The council had made information about the development and its decision-making process publicly available on its website.
That included its objectives for the development, reports, papers and updates, information about it did not sell the land outright and about the value of the land.
Construction will be phased via seven stages, taking more than a decade to complete. The council would carry out the necessary subdivisional works, including the removal of historic asbestos, rockfall mitigation, and reserve development.
Three years ago, the Herald reported how some residents of the camping ground might be homeless after being evicted to make way for a billion-dollar development.
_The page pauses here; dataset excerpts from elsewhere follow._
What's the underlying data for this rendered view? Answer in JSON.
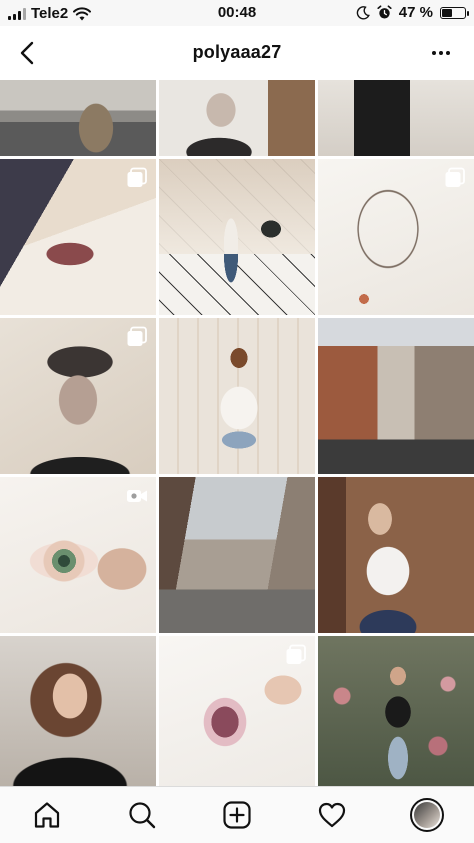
{
  "status_bar": {
    "carrier": "Tele2",
    "time": "00:48",
    "battery_percent_text": "47 %",
    "battery_level": 0.47,
    "icons": [
      "signal-icon",
      "wifi-icon",
      "moon-icon",
      "alarm-icon",
      "battery-icon"
    ]
  },
  "header": {
    "back_icon": "chevron-left-icon",
    "username": "polyaaa27",
    "more_icon": "more-dots-icon"
  },
  "grid": {
    "posts": [
      {
        "subject": "man on street photo",
        "badge": null
      },
      {
        "subject": "watercolor portrait in progress",
        "badge": null
      },
      {
        "subject": "woman torso black top",
        "badge": null
      },
      {
        "subject": "watercolor lips painting with palette",
        "badge": "multiple-photos-icon"
      },
      {
        "subject": "girl in white tiled room",
        "badge": null
      },
      {
        "subject": "ink sketch of man smoking",
        "badge": "multiple-photos-icon"
      },
      {
        "subject": "watercolor portrait of young man",
        "badge": "multiple-photos-icon"
      },
      {
        "subject": "girl sitting facing wall of sketches",
        "badge": null
      },
      {
        "subject": "city street with cafes",
        "badge": null
      },
      {
        "subject": "watercolor eye painting",
        "badge": "video-icon"
      },
      {
        "subject": "city street with cars",
        "badge": null
      },
      {
        "subject": "mirror selfie girl",
        "badge": null
      },
      {
        "subject": "girl portrait close-up",
        "badge": null
      },
      {
        "subject": "watercolor flower painting",
        "badge": "multiple-photos-icon"
      },
      {
        "subject": "girl in park with roses",
        "badge": null
      }
    ]
  },
  "tabbar": {
    "tabs": [
      "home-icon",
      "search-icon",
      "new-post-icon",
      "heart-icon",
      "profile-avatar"
    ]
  },
  "colors": {
    "status_bg": "#f7f7f7",
    "tabbar_bg": "#fafafa",
    "text": "#111111"
  }
}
The former Lakeview camping ground site will be a mixed-use development, eventually home to about 1500 housing units, commercial and public land.
But about 300 people, many low-wage migrant workers, called its cabins home.
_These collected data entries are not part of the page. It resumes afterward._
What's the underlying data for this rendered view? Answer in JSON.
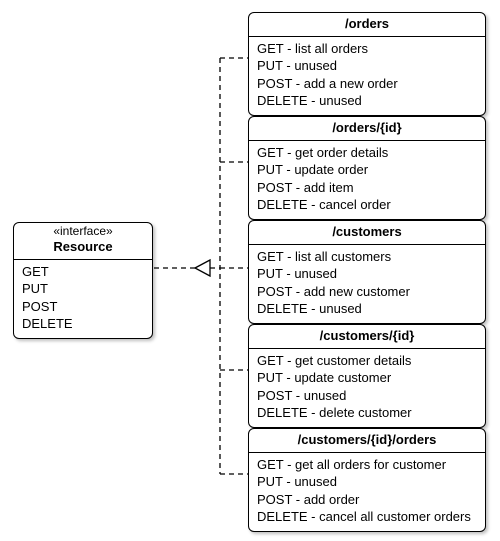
{
  "interface": {
    "stereotype": "«interface»",
    "name": "Resource",
    "methods": [
      "GET",
      "PUT",
      "POST",
      "DELETE"
    ]
  },
  "resources": [
    {
      "path": "/orders",
      "ops": [
        "GET - list all orders",
        "PUT - unused",
        "POST - add a new order",
        "DELETE -  unused"
      ]
    },
    {
      "path": "/orders/{id}",
      "ops": [
        "GET - get order details",
        "PUT - update order",
        "POST - add item",
        "DELETE - cancel order"
      ]
    },
    {
      "path": "/customers",
      "ops": [
        "GET - list all customers",
        "PUT - unused",
        "POST - add new customer",
        "DELETE - unused"
      ]
    },
    {
      "path": "/customers/{id}",
      "ops": [
        "GET - get customer details",
        "PUT - update customer",
        "POST - unused",
        "DELETE - delete customer"
      ]
    },
    {
      "path": "/customers/{id}/orders",
      "ops": [
        "GET - get all orders for customer",
        "PUT - unused",
        "POST - add order",
        "DELETE - cancel all customer orders"
      ]
    }
  ]
}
Many of the about 300 people living in the Lakeview cabins had already moved on by later in 2019.
Only a select few were able to remain in cabins due to be knocked down.
The cabins were $200/week-$450/week, much cheaper than the average market rental, with a three-bedroom home in Queenstown now more than $700/week back then, the story said.
Centuria said of the $1b plans that benefits had been determined by Insight Economics.
A forecast one-off boost to GDP of $930m and an estimated 595 permanent jobs created during the construction life cycle of the precinct, with the initial stages creating 370 jobs regionally, had been forecast, Centuria said.
This would be one of Queenstown's largest projects and a national example of sustainability using European-inspired mass timber construction, Centuria has said.
A spokesperson for the project reiterated the Auditor-General decision.